Ho dato un’occhiata al numero di post pronti, programmati: sono circa 22. Siccome pubblico tre volte la settimana (a meno che non capiti in un giorno festivo, in quel caso non pubblico nulla) significa avere il blog a posto per circa sette settimane. Non male.
Ma buona parte di quei post, probabilmente non vedranno mai la luce.
Non li leggerete mai.
Racconta storie, non di marketing
Per quale motivo?
Be’, è facile da capire. Se decidi di raccontare delle storie, è inutile che poi infarcisci il blog di post sul marketing. Il marketing lo devi fare.
Perché altrimenti attiri l’attenzione non dei lettori (e di loro hai bisogno), ma di altri nelle tue stesse condizioni. Lo riscrivo: hai bisogno (ho bisogno) di lettori. E di nient’altro.
“Eh. Ma come pensi di raggiungerli se non fai marketing?”
E chi ha scritto che non faccio marketing? Solo, mi sono un po’ stufato di scriverne. Perché questo non mi avvicina per niente alle persone che forse, sono interessate alle storie. Mi pare di avere già parlato di questo in passato. Nel mese di luglio per esempio mi domandavo: “Come piazzo l’arte?”.
Perché il rischio, non è quello di creare qualcosa che ti piace e basta. Ma di dover seguire le regole del mercato (che piglia sonore cantonate, e anche in questo caso c’è un mio post al riguardo: “Buone notizie: il marketing sbaglia”).
E allora?
Il bastian contrario non sono io
Be’, io già mi sono imbarcato in un settore (i racconti) che hanno pessima fama.

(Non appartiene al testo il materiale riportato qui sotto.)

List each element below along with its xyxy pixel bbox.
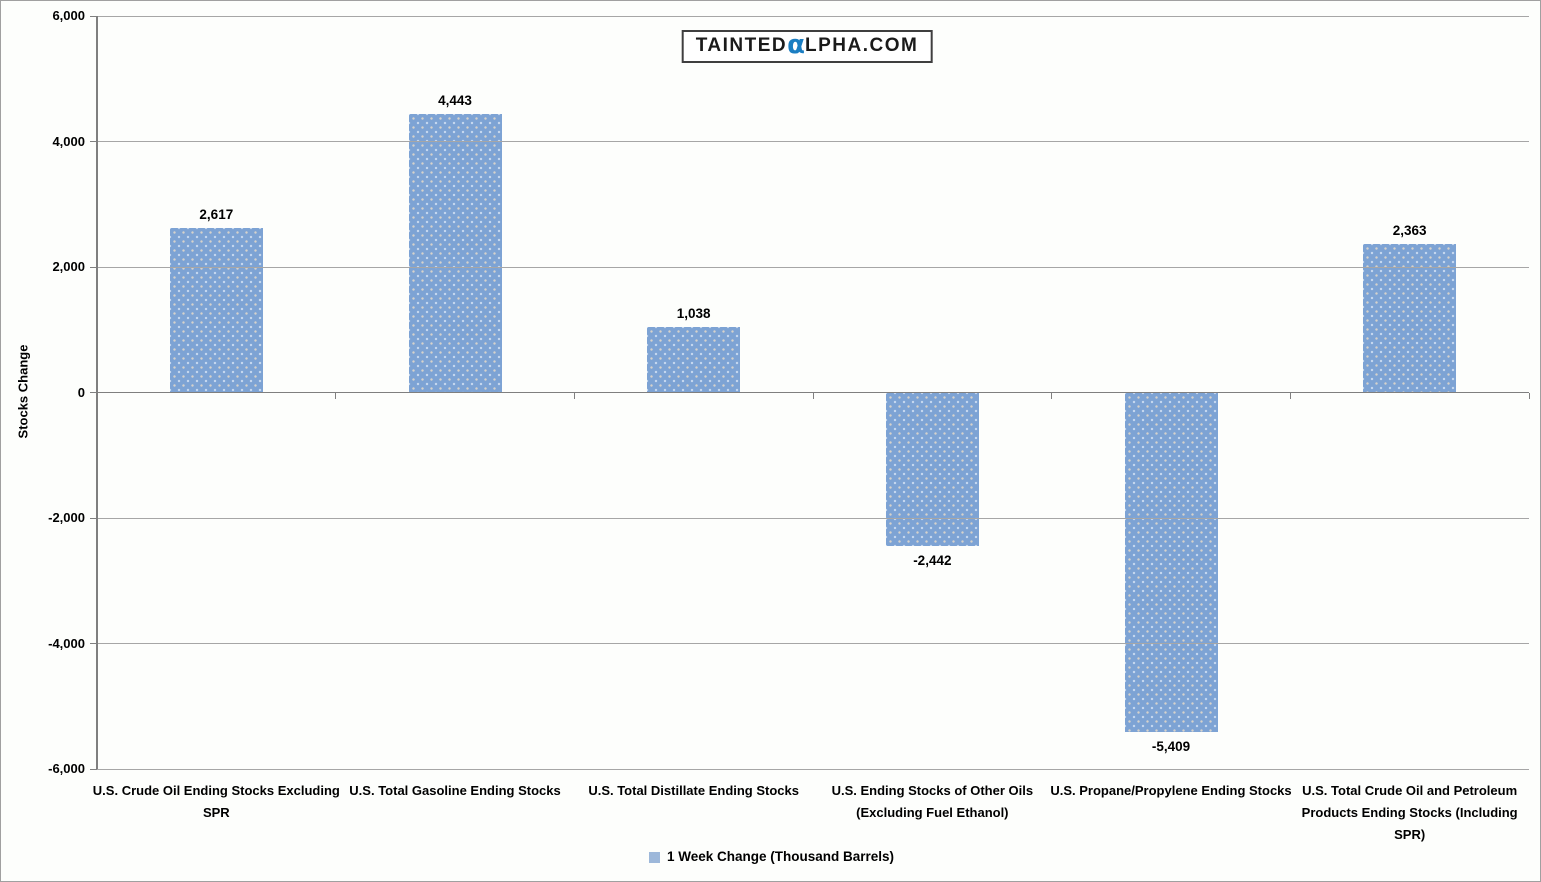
y-tick-label: -4,000 [48, 635, 85, 651]
y-axis-tick [90, 768, 97, 770]
logo-text-part2: LPHA.COM [804, 35, 919, 56]
bar [1363, 244, 1457, 393]
tainted-alpha-logo: TAINTEDαLPHA.COM [681, 30, 933, 63]
y-axis-tick [90, 517, 97, 519]
gridline [97, 643, 1529, 644]
bar-value-label: -2,442 [913, 552, 952, 568]
gridline [97, 15, 1529, 17]
bar-value-label: 2,617 [199, 207, 234, 223]
bar [1124, 392, 1218, 732]
category-label: U.S. Ending Stocks of Other Oils (Exclud… [831, 783, 1034, 820]
y-tick-label: 4,000 [52, 133, 85, 149]
legend-swatch-icon [648, 851, 660, 863]
y-tick-label: 0 [77, 384, 85, 400]
category-axis-tick [573, 392, 575, 399]
bar [408, 113, 502, 393]
bar [169, 228, 263, 393]
y-tick-label: 6,000 [52, 8, 85, 23]
logo-text-part1: TAINTED [695, 35, 788, 56]
category-axis-tick [96, 392, 98, 399]
category-axis-tick [335, 392, 337, 399]
y-tick-label: 2,000 [52, 259, 85, 274]
legend-label: 1 Week Change (Thousand Barrels) [666, 849, 895, 864]
gridline [97, 141, 1529, 142]
bar [647, 327, 741, 393]
y-tick-label: -6,000 [48, 761, 85, 776]
category-label: U.S. Propane/Propylene Ending Stocks [1050, 783, 1292, 798]
y-axis-tick [90, 392, 97, 393]
y-axis-tick [90, 15, 97, 17]
category-label: U.S. Total Crude Oil and Petroleum Produ… [1301, 783, 1518, 842]
bar-value-label: 4,443 [438, 92, 472, 108]
bar-value-label: 2,363 [1392, 223, 1427, 239]
gridline [97, 517, 1529, 519]
category-axis-tick [1528, 392, 1530, 399]
category-axis-tick [812, 392, 814, 399]
gridline [97, 266, 1529, 268]
category-axis-tick [1289, 392, 1291, 399]
category-label: U.S. Crude Oil Ending Stocks Excluding S… [92, 783, 340, 820]
category-axis-tick [1051, 392, 1053, 399]
category-label: U.S. Total Gasoline Ending Stocks [349, 783, 561, 798]
y-axis-tick [90, 643, 97, 644]
logo-alpha-glyph: α [787, 30, 805, 60]
category-label: U.S. Total Distillate Ending Stocks [588, 783, 799, 798]
gridline [97, 768, 1529, 770]
y-axis-tick [90, 266, 97, 268]
bar-value-label: -5,409 [1151, 738, 1191, 754]
y-tick-label: -2,000 [48, 510, 85, 525]
bar [885, 392, 979, 546]
y-axis-tick [90, 141, 97, 142]
legend: 1 Week Change (Thousand Barrels) [1, 848, 1540, 866]
bar-value-label: 1,038 [676, 306, 711, 322]
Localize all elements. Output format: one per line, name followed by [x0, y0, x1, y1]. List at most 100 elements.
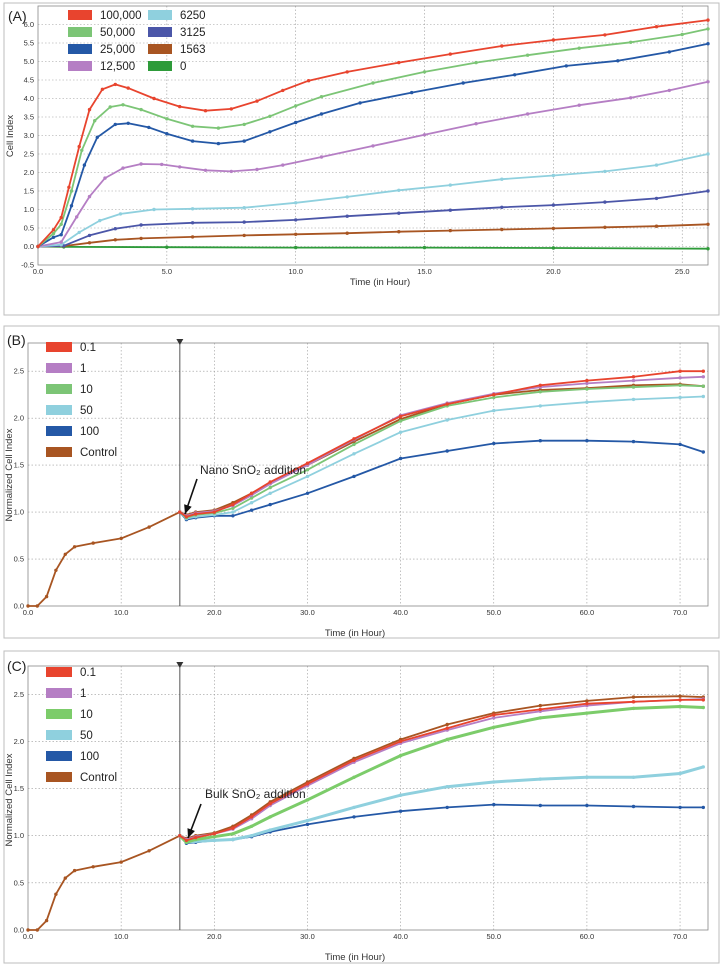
- y-tick-label: 5.0: [24, 57, 34, 66]
- data-point: [126, 121, 130, 126]
- data-point: [231, 502, 235, 507]
- data-point: [229, 169, 233, 174]
- data-point: [126, 86, 130, 90]
- data-point: [231, 514, 235, 518]
- data-point: [616, 59, 620, 63]
- annotation-arrowhead: [184, 504, 192, 514]
- legend-label: Control: [80, 447, 117, 459]
- y-tick-label: 4.0: [24, 94, 34, 103]
- data-point: [305, 818, 310, 823]
- data-point: [492, 393, 496, 397]
- data-point: [500, 177, 504, 181]
- data-point: [63, 876, 67, 880]
- y-tick-label: 5.5: [24, 39, 34, 48]
- data-point: [294, 120, 298, 125]
- x-tick-label: 20.0: [546, 267, 561, 276]
- data-point: [305, 468, 310, 472]
- y-tick-label: 0.5: [24, 224, 34, 233]
- legend-swatch: [46, 688, 72, 698]
- data-point: [398, 430, 403, 434]
- data-point: [538, 716, 542, 720]
- data-point: [147, 125, 151, 130]
- data-point: [268, 828, 272, 832]
- y-tick-label: 1.5: [24, 187, 34, 196]
- data-point: [398, 739, 403, 744]
- x-tick-label: 0.0: [23, 932, 33, 941]
- y-tick-label: 1.0: [24, 205, 34, 214]
- data-point: [165, 132, 169, 136]
- addition-marker-arrowhead: [176, 662, 184, 668]
- x-axis-title: Time (in Hour): [350, 277, 410, 288]
- data-point: [152, 96, 156, 101]
- data-point: [113, 82, 118, 87]
- data-point: [678, 698, 682, 702]
- legend-swatch: [46, 447, 72, 457]
- data-point: [551, 173, 556, 178]
- data-point: [631, 706, 636, 711]
- data-point: [242, 220, 246, 224]
- data-point: [585, 699, 589, 703]
- annotation-text: Bulk SnO₂ addition: [205, 787, 306, 801]
- legend: 0.1 1 10 50 100 Control: [46, 342, 117, 459]
- data-point: [631, 804, 636, 809]
- data-point: [190, 124, 195, 128]
- data-point: [422, 133, 427, 137]
- data-point: [667, 50, 671, 54]
- panel-label: (A): [8, 8, 27, 24]
- data-point: [294, 201, 298, 205]
- y-tick-label: 2.5: [14, 690, 24, 699]
- data-point: [87, 233, 92, 238]
- data-point: [249, 496, 254, 500]
- data-point: [680, 32, 684, 37]
- data-point: [281, 88, 285, 93]
- data-point: [113, 122, 118, 127]
- data-point: [678, 383, 682, 387]
- x-tick-label: 20.0: [207, 932, 222, 941]
- data-point: [305, 491, 310, 495]
- data-point: [397, 230, 401, 234]
- data-point: [147, 525, 151, 529]
- data-point: [160, 162, 164, 167]
- data-point: [474, 60, 478, 65]
- data-point: [268, 815, 272, 819]
- data-point: [113, 238, 118, 242]
- data-point: [631, 700, 636, 704]
- y-tick-label: 0.5: [14, 555, 24, 564]
- data-point: [654, 196, 659, 201]
- data-point: [448, 52, 452, 56]
- data-point: [268, 114, 272, 119]
- data-point: [397, 188, 401, 192]
- data-point: [54, 892, 58, 896]
- data-point: [701, 805, 705, 810]
- data-point: [631, 375, 636, 379]
- data-point: [51, 235, 56, 239]
- panel-frame: [3, 650, 720, 964]
- data-point: [184, 838, 189, 843]
- legend-swatch: [68, 27, 92, 37]
- data-point: [203, 168, 208, 172]
- data-point: [82, 163, 87, 167]
- data-point: [119, 536, 123, 541]
- data-point: [268, 485, 272, 490]
- data-point: [631, 397, 636, 402]
- legend-swatch: [46, 730, 72, 740]
- y-tick-label: -0.5: [21, 261, 34, 270]
- data-point: [678, 442, 682, 447]
- series-50,000: [36, 27, 710, 249]
- data-point: [212, 832, 216, 836]
- data-point: [139, 223, 143, 227]
- data-point: [108, 105, 112, 109]
- y-tick-label: 0.0: [14, 602, 24, 611]
- data-point: [678, 805, 682, 810]
- data-point: [59, 222, 63, 226]
- data-point: [513, 73, 517, 77]
- data-point: [410, 90, 414, 95]
- data-point: [139, 107, 143, 112]
- data-point: [69, 189, 74, 193]
- legend-label: 3125: [180, 27, 206, 39]
- data-point: [203, 109, 208, 113]
- data-point: [242, 233, 246, 238]
- data-point: [36, 244, 40, 249]
- data-point: [69, 204, 74, 208]
- legend-swatch: [46, 405, 72, 415]
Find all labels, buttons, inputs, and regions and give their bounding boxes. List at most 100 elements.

La gente non li legge?
E io li scrivo.
La gente vuole rilassarsi? Leggere qualcosa di leggero?
E io scrivo di disoccupati, di gente che ha perso casa (e gambe), di bambini con deficit cerebrali. Tutta roba che inietta gioia nelle vene della società, vero?
Ma il bastian contrario non sono io: siete voi, o popolo.
La realtà è fatta di queste cose. E se è così pervasiva, brutta e cattiva, non la renderai più bella, positiva e piena di progresso parlando di altro.
A mio parere, l’auto-pubblicazione ha un potenziale ancora nascosto. Certo, ci sono erudite analisi che dimostrano come nonostante tutto, l’ebook venda. Ma mi pare che sia solo un “dettaglio”; certamente importante.
Per esempio, è ottimo avere il pieno controllo su tutto. Però se ci fermiamo a questo, mi pare che sfugga il valore aggiunto di questo settore.
Quello che trovo nell’autopubblicazione, è la possibilità di essere… dei carbonari.
Carbonari della narrativa
Ma che vuol dire? Vuol dire avere la mano più libera. E tu mi dirai: perché, chi scrive non ce l’ha?
Aspetta un attimo che guardo una cosa…
Ecco, come immaginavo.
Se io butto un’occhiata alle classifiche non vedo tutta questa “mano libera”; invece scovo una certa uniformità nei libri. E proprio quelli che fanno auto-pubblicazione mi pare siano (nell’80% dei casi), quelli che a tutti i costi vogliono seguire il vento. Adeguarsi a quel mercato che pure sino a ieri li ha respinti; e probabilmente li respingerà anche domani, dopodomani, il giorno dopo ancora.
Certo: c’è un problema di talento: o ce l’hai, oppure… Però sono certo che senza l’autopubblicazione non avrebbero mai visto la luce né “Non hai mai capito niente” e nemmeno “Cardiologia”. Sì insomma: la Trilogia delle Erbacce non sarebbe mai nata.